SDR, the reason Imperial is European in aspect is because that's what the Japanese wanted. They were courting foreigners, and wanted a hotel that would be at once exotically Japanese and comfortably European/American. This was a calculated effect. The interesting story of Imperial is the little-known annex FLW designed. In 1919, an annex to the original hotel (1890 - 1922) burned to the ground, and within four months, FLW designed and built the new annex, which survived until the construction of the main building was completed, then demolished. He included a luxurioiusly appointed apartment for himself. For a building intended to be temporary, one might expect something about as inviting as Hotel 6, but the annex was carefully designed and detailed. Kathryn Smith wrote a superb article about it in "The Art Bulletin", June 1985 (which also contains an article by Lloyd C. Englebrecht on "Adler & Sullivan's Pueblo [CO] Opera House").
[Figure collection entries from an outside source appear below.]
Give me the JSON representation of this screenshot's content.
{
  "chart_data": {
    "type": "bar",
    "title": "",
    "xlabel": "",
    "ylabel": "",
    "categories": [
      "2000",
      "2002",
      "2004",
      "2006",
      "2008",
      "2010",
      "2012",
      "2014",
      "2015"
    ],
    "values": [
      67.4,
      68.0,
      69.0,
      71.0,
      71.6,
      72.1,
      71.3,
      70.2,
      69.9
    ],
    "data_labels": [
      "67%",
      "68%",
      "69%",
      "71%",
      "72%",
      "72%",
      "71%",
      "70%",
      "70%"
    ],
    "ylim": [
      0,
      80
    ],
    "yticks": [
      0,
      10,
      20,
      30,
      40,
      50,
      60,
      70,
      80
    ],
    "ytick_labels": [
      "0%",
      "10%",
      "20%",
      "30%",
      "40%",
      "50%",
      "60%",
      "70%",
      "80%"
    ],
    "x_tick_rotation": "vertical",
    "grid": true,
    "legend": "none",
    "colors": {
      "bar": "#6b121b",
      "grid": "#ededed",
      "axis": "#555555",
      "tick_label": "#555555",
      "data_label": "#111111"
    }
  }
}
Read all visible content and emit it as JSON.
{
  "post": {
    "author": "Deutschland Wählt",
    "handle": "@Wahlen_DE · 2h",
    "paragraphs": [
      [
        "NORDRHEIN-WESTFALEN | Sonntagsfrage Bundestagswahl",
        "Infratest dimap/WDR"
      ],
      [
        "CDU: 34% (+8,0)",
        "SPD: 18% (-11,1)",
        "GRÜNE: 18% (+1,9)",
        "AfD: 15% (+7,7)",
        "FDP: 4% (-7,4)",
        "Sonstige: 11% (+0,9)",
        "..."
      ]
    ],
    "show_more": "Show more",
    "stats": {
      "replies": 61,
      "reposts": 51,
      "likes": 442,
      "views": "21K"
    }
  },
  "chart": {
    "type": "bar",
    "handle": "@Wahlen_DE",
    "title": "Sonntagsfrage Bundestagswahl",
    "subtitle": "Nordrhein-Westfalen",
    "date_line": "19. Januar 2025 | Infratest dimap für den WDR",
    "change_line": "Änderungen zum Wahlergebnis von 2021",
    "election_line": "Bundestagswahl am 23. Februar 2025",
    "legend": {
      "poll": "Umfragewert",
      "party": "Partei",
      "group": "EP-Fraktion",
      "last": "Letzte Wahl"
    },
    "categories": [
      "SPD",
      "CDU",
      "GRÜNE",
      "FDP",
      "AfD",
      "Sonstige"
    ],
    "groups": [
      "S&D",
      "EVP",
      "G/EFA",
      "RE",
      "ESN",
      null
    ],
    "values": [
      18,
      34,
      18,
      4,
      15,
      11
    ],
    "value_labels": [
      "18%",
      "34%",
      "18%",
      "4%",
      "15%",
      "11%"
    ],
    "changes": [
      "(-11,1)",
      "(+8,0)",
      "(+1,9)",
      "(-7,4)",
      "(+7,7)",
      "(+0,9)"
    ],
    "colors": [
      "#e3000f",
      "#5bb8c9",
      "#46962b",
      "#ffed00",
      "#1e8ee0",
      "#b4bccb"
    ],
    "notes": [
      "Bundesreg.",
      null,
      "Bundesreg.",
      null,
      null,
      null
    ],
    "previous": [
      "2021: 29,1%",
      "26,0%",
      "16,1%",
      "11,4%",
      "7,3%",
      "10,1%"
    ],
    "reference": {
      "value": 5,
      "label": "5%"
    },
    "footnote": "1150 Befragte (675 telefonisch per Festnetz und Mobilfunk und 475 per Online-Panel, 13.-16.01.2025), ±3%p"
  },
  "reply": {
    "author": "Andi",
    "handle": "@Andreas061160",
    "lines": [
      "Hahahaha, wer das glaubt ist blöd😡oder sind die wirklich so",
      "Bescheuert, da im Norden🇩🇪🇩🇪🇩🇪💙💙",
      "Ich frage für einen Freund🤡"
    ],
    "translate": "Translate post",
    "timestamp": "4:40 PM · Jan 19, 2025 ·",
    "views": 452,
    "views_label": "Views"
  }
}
Bruce's book also includes an early photo of Jiyu Gakuen (pg 51) proving that the large window wall in the Main Hall has been altered. As shown in Mono 4, pg 185, There are solid wood panels in some parts of the fenestration and a major transom across the whole composition, neither of which is original.
It's easy to find -- just take a bus or taxi (20 minutes from Florence) up the hill to the Fiesole town square. The Via Verdi is right there and the Wright place is about a block up the hill, overlooking Flprence and the Arno River valley below. It's just as Wright describes it in his lyrical memoir, "In Exile," which is on pp. 164-165 of the Barnes and Noble reproduction of the 1943 Autobiography. There's a plaque on the wall of the corner building, but the actual little house is next door, connected to a walled garden.
Historic photos of the interior and garden of the place (which can only be glimpsed from the path) were taken by young Wright apprentice Taylor Wooley and can be seen online in the University of Utah archive: http://db3-sql.staff.library.utah.edu/l ... /P0025.xml
A Florentine fan, Giampaolo Fici, worked out a series of drawings of how he imagined the finished home/studio project that Wright drew would look, and his son Filippo Fici, also an architect, finished the job and published a little booklet, "Frank lloyd Wright -- Fiesole 1910." I visited Filippo in Florence and he was nice enough to give me a copy. I'll try to scan and post a couple of images.
On the other side of the town square is a must-see archaeological museum park that was there in 1910. It has both Etruscan and Roman features, including an amphitheater (that is still used in summer festivals), the relics of baths (including one that looks just like a lap pool) and a temple base that is pictured in a scene in the film "Tea with Mussolini," where Lilly Tomlin, who plays an archaeologist, meets with Cher.
We went in early May and it was all in bloom and enchanting. You can see why Frank and Mamah loved it. Take a table at and outdoor cafe, order some bruschetti and a mezzo of wine, and soak it in!
As for Taliesin and Tuscany: In an article published in Wisconsin magazine in 1932, titled "Why I Love Wisconsin," Wright says of Jones Valley: "So 'human' is this countryside in scale and feeling. 'Pastoral' beauty, I believe, the poets call it. More like Tuscany, perhaps, than any other land, but the Florentines that roamed those hills never saw such wildflowers as we see any spring if the snow has been plentiful."
So it's likely he had Italy on his mind when he was building Taliesin just months after he and Mamah returned from their sojourn.
There are interior pictures of the annex in "Frank Lloyd Wright and the Art of Japan" (Julia Meech). There are also a ton of great contemporaneous pictures of Taliesin at the time and details on his manic involvement buying and selling Ukiyo-e. It's a little known period, and the book makes for fascinating reading.SDR wrote:Thanks, Roderick. I had been ignorant of the annex. Do you know where pictures (if any) are to be found ? I suppose the "Art Bulletin" article. . .SDR
Any Wright aficionado who does not have this book is missing considerable information regarding a phase of his life which was more interesting than most of his architecture at the time.